Psalm 43 recounts the destruction of the Temple and the harsh exile of the Jewish people from Israel. However, this psalm really speaks to anyone who has gone through any type of destruction in his or her life. In the first half of the psalm, the psalmist asked, “Why have you rejected me? Why must I go about mourning, oppressed by the enemy?” (v.2). He bemoaned the very rainy day he found himself in.
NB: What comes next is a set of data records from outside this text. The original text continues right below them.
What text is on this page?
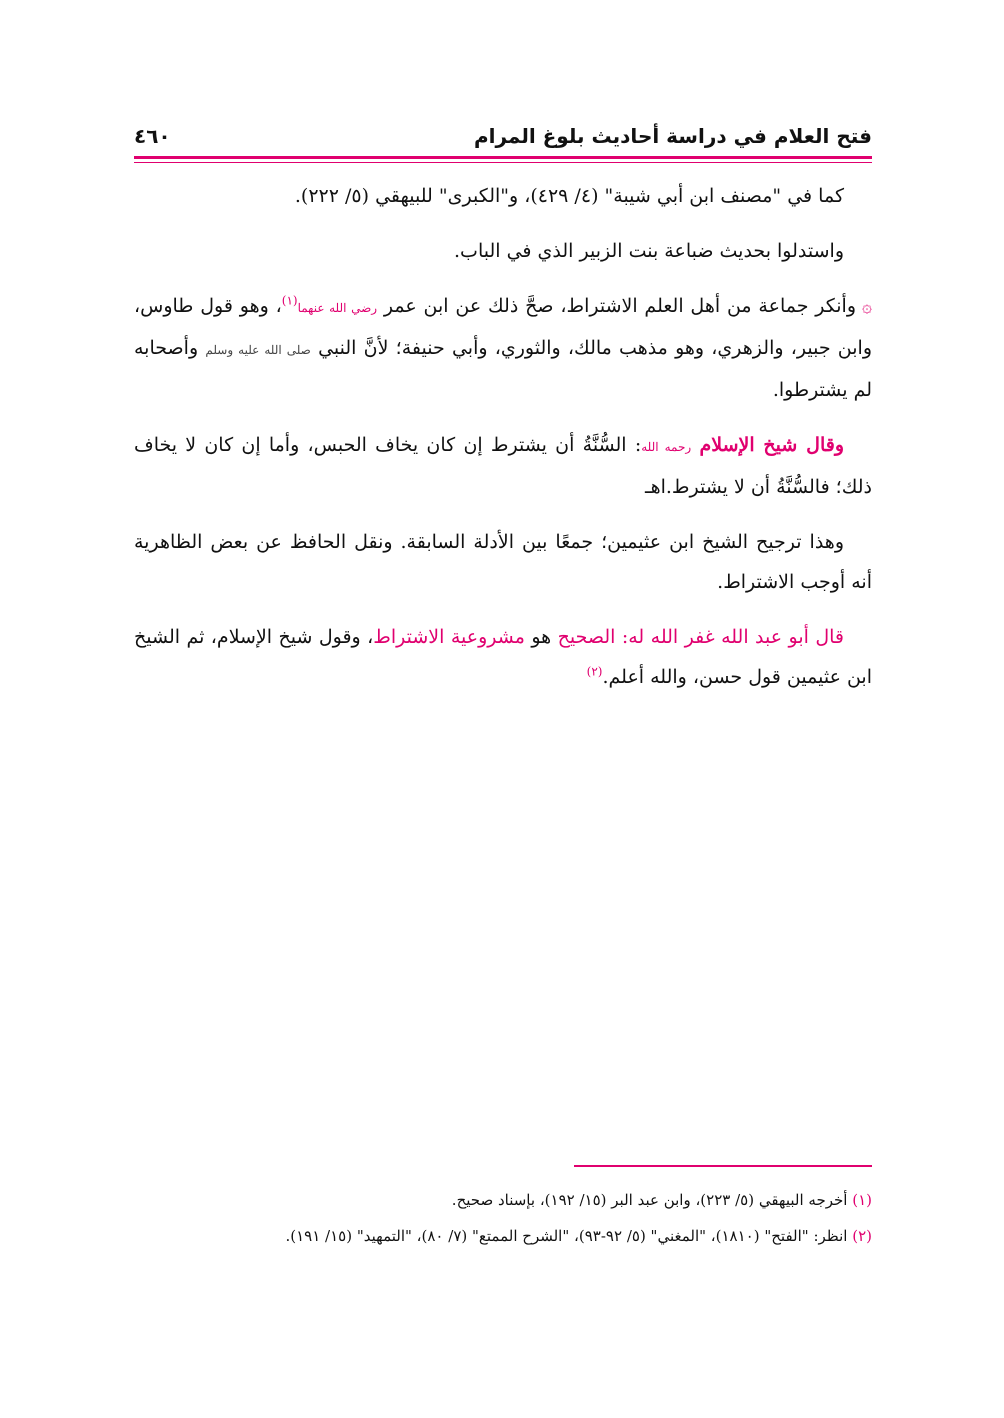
فتح العلام في دراسة أحاديث بلوغ المرام
٤٦٠

كما في "مصنف ابن أبي شيبة" (٤/ ٤٢٩)، و"الكبرى" للبيهقي (٥/ ٢٢٢).

واستدلوا بحديث ضباعة بنت الزبير الذي في الباب.

۞وأنكر جماعة من أهل العلم الاشتراط، صحَّ ذلك عن ابن عمر رضي الله عنهما$^{(١)}$، وهو قول طاوس، وابن جبير، والزهري، وهو مذهب مالك، والثوري، وأبي حنيفة؛ لأنَّ النبي صلى الله عليه وسلم وأصحابه لم يشترطوا.

وقال شيخ الإسلام رحمه الله: السُّنَّةُ أن يشترط إن كان يخاف الحبس، وأما إن كان لا يخاف ذلك؛ فالسُّنَّةُ أن لا يشترط.اهـ

وهذا ترجيح الشيخ ابن عثيمين؛ جمعًا بين الأدلة السابقة. ونقل الحافظ عن بعض الظاهرية أنه أوجب الاشتراط.

قال أبو عبد الله غفر الله له: الصحيح هو مشروعية الاشتراط، وقول شيخ الإسلام، ثم الشيخ ابن عثيمين قول حسن، والله أعلم.$^{(٢)}$

(١) أخرجه البيهقي (٥/ ٢٢٣)، وابن عبد البر (١٥/ ١٩٢)، بإسناد صحيح.

(٢) انظر: "الفتح" (١٨١٠)، "المغني" (٥/ ٩٢-٩٣)، "الشرح الممتع" (٧/ ٨٠)، "التمهيد" (١٥/ ١٩١).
However, the psalmist didn’t stop there. With a distinct shift in tone, the psalmist asked: “Send me your light and your faithful care, let them lead me; let them bring me to your holy mountain, to the place where you dwell.” The psalmist envisioned and prayed for a brighter future. In the midst of destruction, he could already see the reconstruction of the Temple. He could see the return of the exiles and the renewed joy in the Temple service. It is that vision – that light – which led him through the dark and dreary day.

Friends, when we go through the rainy days of our lives, it is so important to hold a vision for the future that will see us through our darkest hours.

A friend of mine recently vacationed in a remote area of Europe. The couple stayed at a magnificent vineyard that had become a popular tourist destination complete with villas for vacationers. In speaking with the vineyard’s owner, my friend learned that the vineyard was 20 years in the making. The owner described the difficulties he encountered in the early years and through the first 15 years of pursuing his dream. “What kept you going?” she asked him. “I always knew it would succeed,” the owner explained. “I saw what exists today from the very beginning.”

The psalmist concluded his lament in this way: “Why, my soul, are you downcast? . . . Put your hope in God, for I will yet praise him . . .” (v.5). Or, as Longfellow wrote: “Be still, sad heart and cease repining; Behind the clouds is the sun still shining.” Even on the dreariest days, we need to see the sun behind the clouds and the clear skies that follow the rain.